Details
-
Bug
-
Status: Resolved
-
Critical
-
Resolution: Fixed
-
1.4.2, 1.5.1, 1.6.1, 1.7.0
Description
Launch nested container call might fail with the following error:
Failed to enter mount namespace: Failed to open '/proc/29473/ns/mnt': No such file or directory
This happens when the containerizer launcher tries to enter `mnt` namespace using the pid of a terminated process. The pid was detected by the agent before spawning the containerizer launcher process, because the process was running back then.
The issue can be reproduced using the following test (pseudocode):
launchTask("sleep 1000") parentContainerId = containerizer.containers().begin() outputs = [] for i in range(10): ContainerId containerId containerId.parent = parentContainerId containerId.id = UUID.random() LAUNCH_NESTED_CONTAINER_SESSION(containerId, "echo echo") response = ATTACH_CONTAINER_OUTPUT(containerId) outputs.append(response.reader) for output in outputs: stdout, stderr = getProcessIOData(output) assert("echo" == stdout + stderr)
When we start the very first nested container, `getMountNamespaceTarget()` returns a PID of the task (`sleep 1000`), because it's the only process whose `mnt` namespace differs from the parent container. This nested container becomes a child of PID 1 process, which is also a parent of the command executor. It's not an executor's child! It can be seen in attached `pstree.png`.

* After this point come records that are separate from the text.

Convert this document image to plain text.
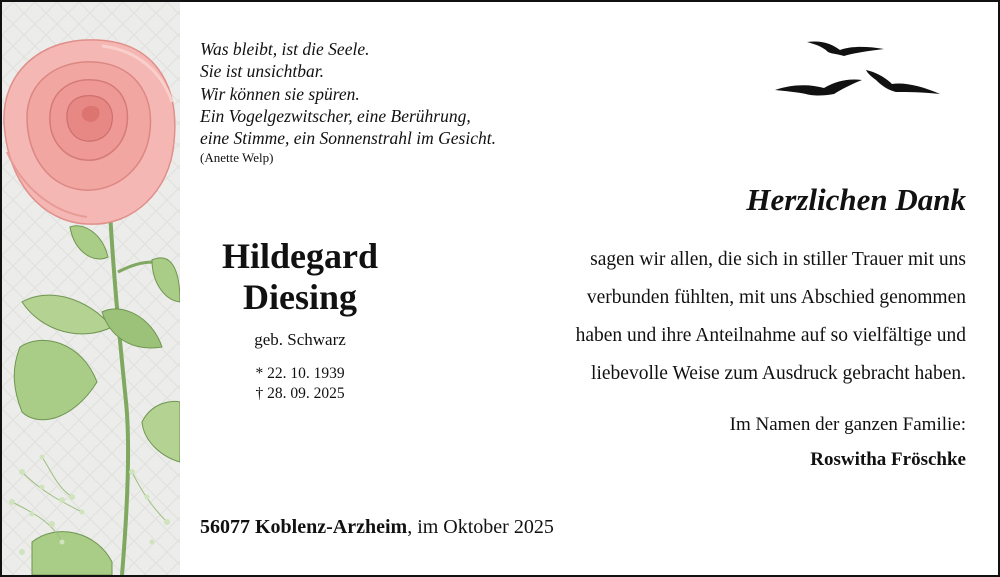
Was bleibt, ist die Seele.
Sie ist unsichtbar.
Wir können sie spüren.
Ein Vogelgezwitscher, eine Berührung,
eine Stimme, ein Sonnenstrahl im Gesicht.
(Anette Welp)
Hildegard
Diesing
geb. Schwarz
* 22. 10. 1939
† 28. 09. 2025
Herzlichen Dank
sagen wir allen, die sich in stiller Trauer mit uns
verbunden fühlten, mit uns Abschied genommen
haben und ihre Anteilnahme auf so vielfältige und
liebevolle Weise zum Ausdruck gebracht haben.
Im Namen der ganzen Familie:
Roswitha Fröschke
56077 Koblenz-Arzheim, im Oktober 2025
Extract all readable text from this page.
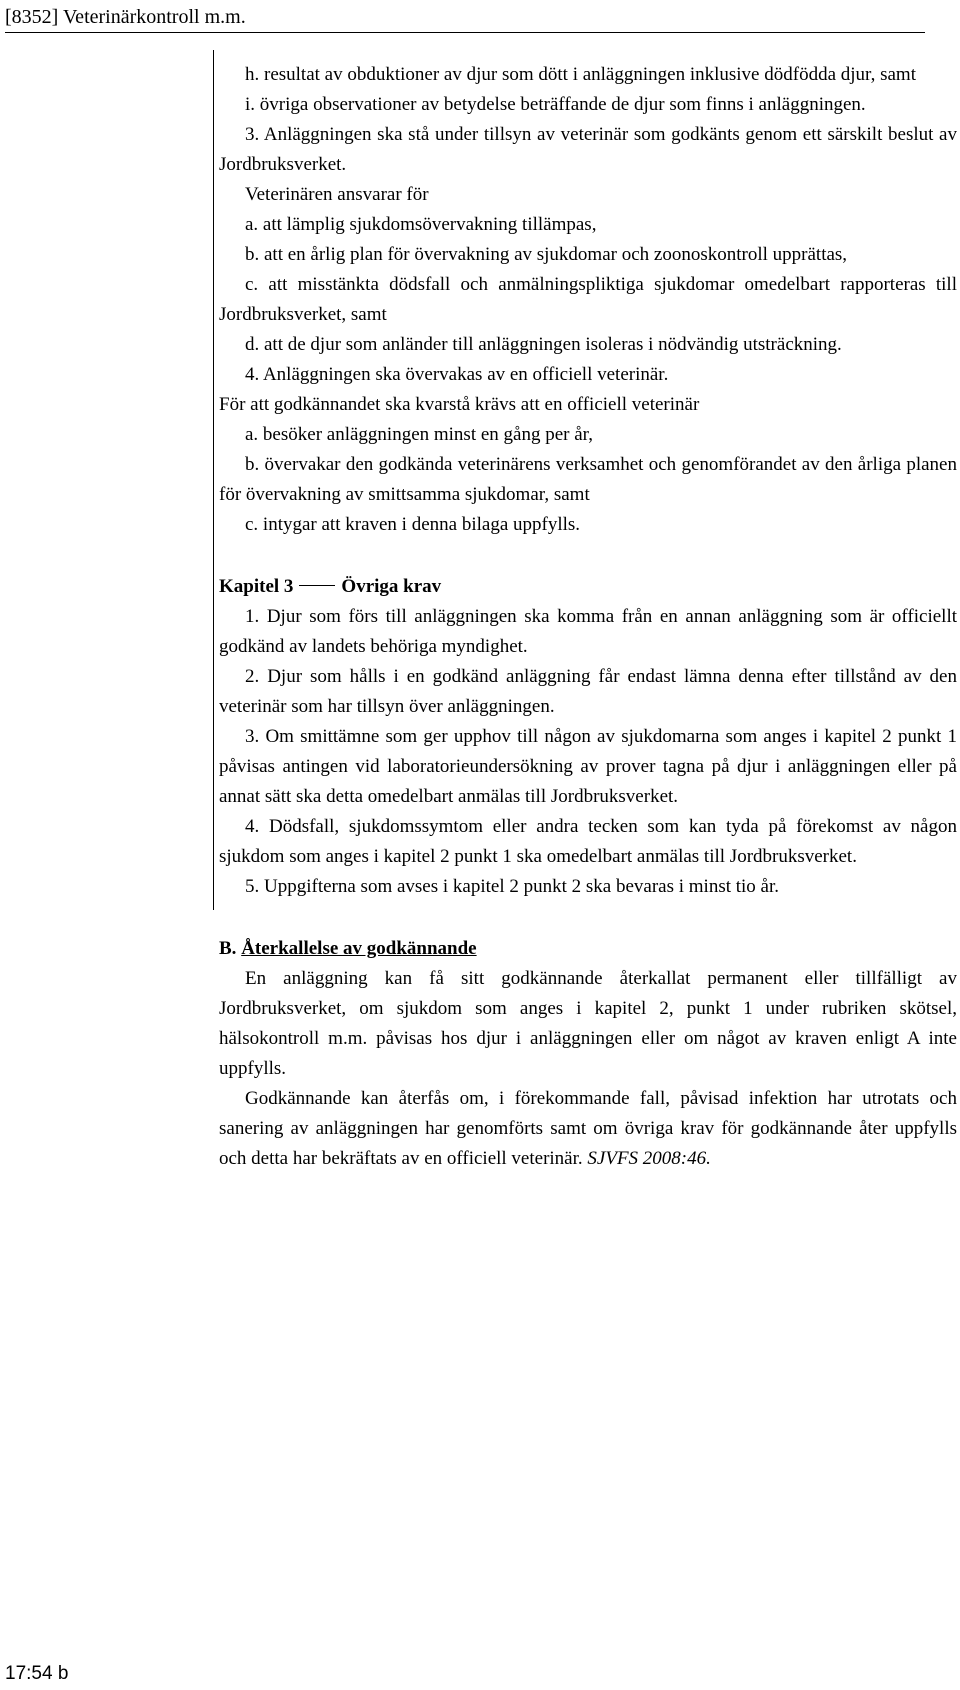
[8352] Veterinärkontroll m.m.

h. resultat av obduktioner av djur som dött i anläggningen inklusive dödfödda djur, samt

i. övriga observationer av betydelse beträffande de djur som finns i anläggningen.

3. Anläggningen ska stå under tillsyn av veterinär som godkänts genom ett särskilt beslut av Jordbruksverket.

Veterinären ansvarar för

a. att lämplig sjukdomsövervakning tillämpas,

b. att en årlig plan för övervakning av sjukdomar och zoonoskontroll upprättas,

c. att misstänkta dödsfall och anmälningspliktiga sjukdomar omedelbart rapporteras till Jordbruksverket, samt

d. att de djur som anländer till anläggningen isoleras i nödvändig utsträckning.

4. Anläggningen ska övervakas av en officiell veterinär.

För att godkännandet ska kvarstå krävs att en officiell veterinär

a. besöker anläggningen minst en gång per år,

b. övervakar den godkända veterinärens verksamhet och genomförandet av den årliga planen för övervakning av smittsamma sjukdomar, samt

c. intygar att kraven i denna bilaga uppfylls.

Kapitel 3	Övriga krav

1. Djur som förs till anläggningen ska komma från en annan anläggning som är officiellt godkänd av landets behöriga myndighet.

2. Djur som hålls i en godkänd anläggning får endast lämna denna efter tillstånd av den veterinär som har tillsyn över anläggningen.

3. Om smittämne som ger upphov till någon av sjukdomarna som anges i kapitel 2 punkt 1 påvisas antingen vid laboratorieundersökning av prover tagna på djur i anläggningen eller på annat sätt ska detta omedelbart anmälas till Jordbruksverket.

4. Dödsfall, sjukdomssymtom eller andra tecken som kan tyda på förekomst av någon sjukdom som anges i kapitel 2 punkt 1 ska omedelbart anmälas till Jordbruksverket.

5. Uppgifterna som avses i kapitel 2 punkt 2 ska bevaras i minst tio år.

B. Återkallelse av godkännande

En anläggning kan få sitt godkännande återkallat permanent eller tillfälligt av Jordbruksverket, om sjukdom som anges i kapitel 2, punkt 1 under rubriken skötsel, hälsokontroll m.m. påvisas hos djur i anläggningen eller om något av kraven enligt A inte uppfylls.

Godkännande kan återfås om, i förekommande fall, påvisad infektion har utrotats och sanering av anläggningen har genomförts samt om övriga krav för godkännande åter uppfylls och detta har bekräftats av en officiell veterinär. SJVFS 2008:46.

17:54 b
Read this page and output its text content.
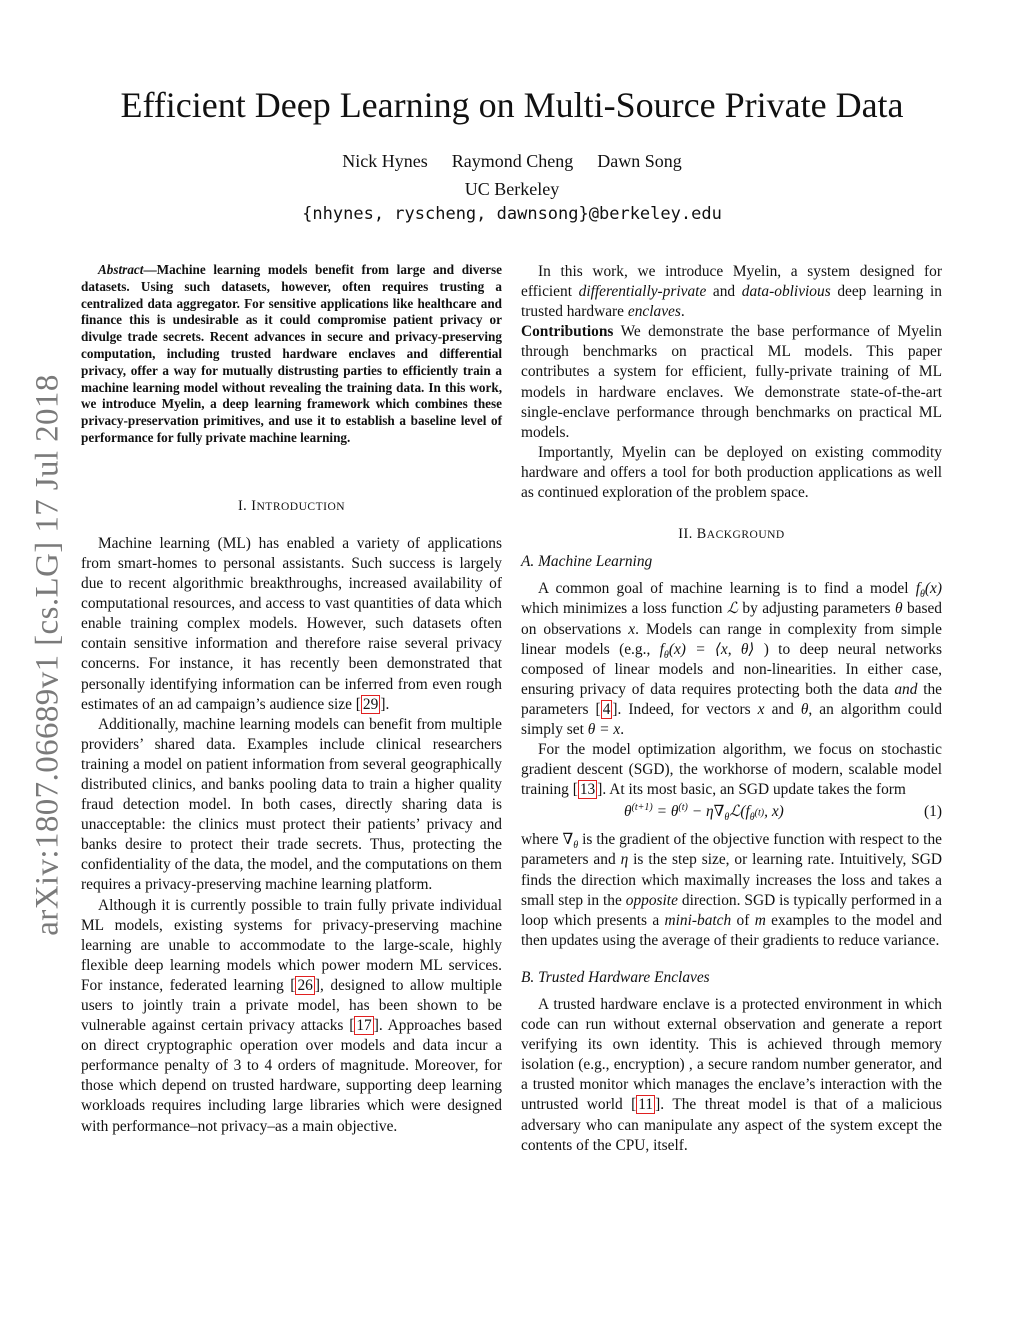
arXiv:1807.06689v1 [cs.LG] 17 Jul 2018
Efficient Deep Learning on Multi-Source Private Data
Nick Hynes Raymond Cheng Dawn Song
UC Berkeley
{nhynes, ryscheng, dawnsong}@berkeley.edu
Abstract—Machine learning models benefit from large and diverse datasets. Using such datasets, however, often requires trusting a centralized data aggregator. For sensitive applications like healthcare and finance this is undesirable as it could compromise patient privacy or divulge trade secrets. Recent advances in secure and privacy-preserving computation, including trusted hardware enclaves and differential privacy, offer a way for mutually distrusting parties to efficiently train a machine learning model without revealing the training data. In this work, we introduce Myelin, a deep learning framework which combines these privacy-preservation primitives, and use it to establish a baseline level of performance for fully private machine learning.
I. INTRODUCTION

Machine learning (ML) has enabled a variety of applications from smart-homes to personal assistants. Such success is largely due to recent algorithmic breakthroughs, increased availability of computational resources, and access to vast quantities of data which enable training complex models. However, such datasets often contain sensitive information and therefore raise several privacy concerns. For instance, it has recently been demonstrated that personally identifying information can be inferred from even rough estimates of an ad campaign’s audience size [ 29 ].

Additionally, machine learning models can benefit from multiple providers’ shared data. Examples include clinical researchers training a model on patient information from several geographically distributed clinics, and banks pooling data to train a higher quality fraud detection model. In both cases, directly sharing data is unacceptable: the clinics must protect their patients’ privacy and banks desire to protect their trade secrets. Thus, protecting the confidentiality of the data, the model, and the computations on them requires a privacy-preserving machine learning platform.

Although it is currently possible to train fully private individual ML models, existing systems for privacy-preserving machine learning are unable to accommodate to the large-scale, highly flexible deep learning models which power modern ML services. For instance, federated learning [ 26 ], designed to allow multiple users to jointly train a private model, has been shown to be vulnerable against certain privacy attacks [ 17 ]. Approaches based on direct cryptographic operation over models and data incur a performance penalty of 3 to 4 orders of magnitude. Moreover, for those which depend on trusted hardware, supporting deep learning workloads requires including large libraries which were designed with performance–not privacy–as a main objective.

In this work, we introduce Myelin, a system designed for efficient differentially-private and data-oblivious deep learning in trusted hardware enclaves.

Contributions We demonstrate the base performance of Myelin through benchmarks on practical ML models. This paper contributes a system for efficient, fully-private training of ML models in hardware enclaves. We demonstrate state-of-the-art single-enclave performance through benchmarks on practical ML models.

Importantly, Myelin can be deployed on existing commodity hardware and offers a tool for both production applications as well as continued exploration of the problem space.

II. BACKGROUND
A. Machine Learning

A common goal of machine learning is to find a model $f_\theta(x)$ which minimizes a loss function ℒ by adjusting parameters θ based on observations x. Models can range in complexity from simple linear models (e.g., $f_\theta(x)$ = ⟨x, θ⟩ ) to deep neural networks composed of linear models and non-linearities. In either case, ensuring privacy of data requires protecting both the data and the parameters [ 4 ]. Indeed, for vectors x and θ, an algorithm could simply set θ = x.

For the model optimization algorithm, we focus on stochastic gradient descent (SGD), the workhorse of modern, scalable model training [ 13 ]. At its most basic, an SGD update takes the form

$\theta^{(t+1)} = \theta^{(t)}$ − $\eta\nabla_\theta ℒ(f_{\theta^{(t)}}$, x)	(1)

where $\nabla_\theta$ is the gradient of the objective function with respect to the parameters and η is the step size, or learning rate. Intuitively, SGD finds the direction which maximally increases the loss and takes a small step in the opposite direction. SGD is typically performed in a loop which presents a mini-batch of m examples to the model and then updates using the average of their gradients to reduce variance.

B. Trusted Hardware Enclaves

A trusted hardware enclave is a protected environment in which code can run without external observation and generate a report verifying its own identity. This is achieved through memory isolation (e.g., encryption) , a secure random number generator, and a trusted monitor which manages the enclave’s interaction with the untrusted world [ 11 ]. The threat model is that of a malicious adversary who can manipulate any aspect of the system except the contents of the CPU, itself.
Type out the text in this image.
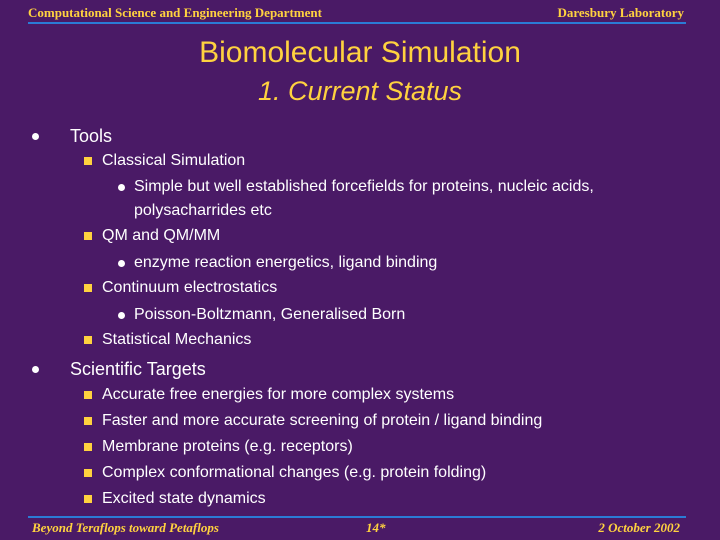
Computational Science and Engineering Department	Daresbury Laboratory
Biomolecular Simulation
1. Current Status
Tools
Classical Simulation
Simple but well established forcefields for proteins, nucleic acids,
polysacharrides etc
QM and QM/MM
enzyme reaction energetics, ligand binding
Continuum electrostatics
Poisson-Boltzmann, Generalised Born
Statistical Mechanics
Scientific Targets
Accurate free energies for more complex systems
Faster and more accurate screening of protein / ligand binding
Membrane proteins (e.g. receptors)
Complex conformational changes (e.g. protein folding)
Excited state dynamics
Beyond Teraflops toward Petaflops	14*	2 October 2002
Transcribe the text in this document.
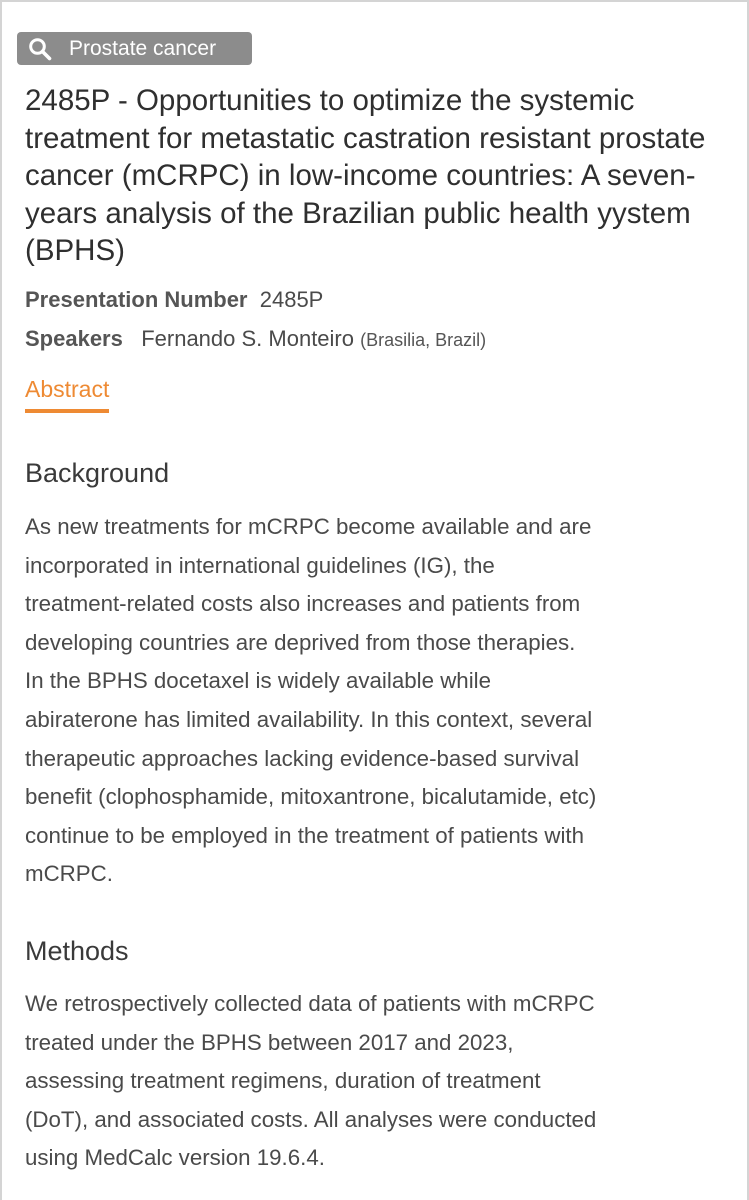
Prostate cancer
2485P - Opportunities to optimize the systemic treatment for metastatic castration resistant prostate cancer (mCRPC) in low-income countries: A seven-years analysis of the Brazilian public health yystem (BPHS)
Presentation Number 2485P
Speakers Fernando S. Monteiro (Brasilia, Brazil)
Abstract
Background

As new treatments for mCRPC become available and are
incorporated in international guidelines (IG), the
treatment-related costs also increases and patients from
developing countries are deprived from those therapies.
In the BPHS docetaxel is widely available while
abiraterone has limited availability. In this context, several
therapeutic approaches lacking evidence-based survival
benefit (clophosphamide, mitoxantrone, bicalutamide, etc)
continue to be employed in the treatment of patients with
mCRPC.

Methods

We retrospectively collected data of patients with mCRPC
treated under the BPHS between 2017 and 2023,
assessing treatment regimens, duration of treatment
(DoT), and associated costs. All analyses were conducted
using MedCalc version 19.6.4.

When we start a second nested container, `getMountNamespaceTarget()` might return PID of the previous nested container (`echo echo`) instead of the task's PID (`sleep 1000`). It happens because the first nested container entered `mnt` namespace of the task. Then, the containerizer launcher ("nanny" process) attempts to enter `mnt` namespace using the PID of a terminated process, so we get this error.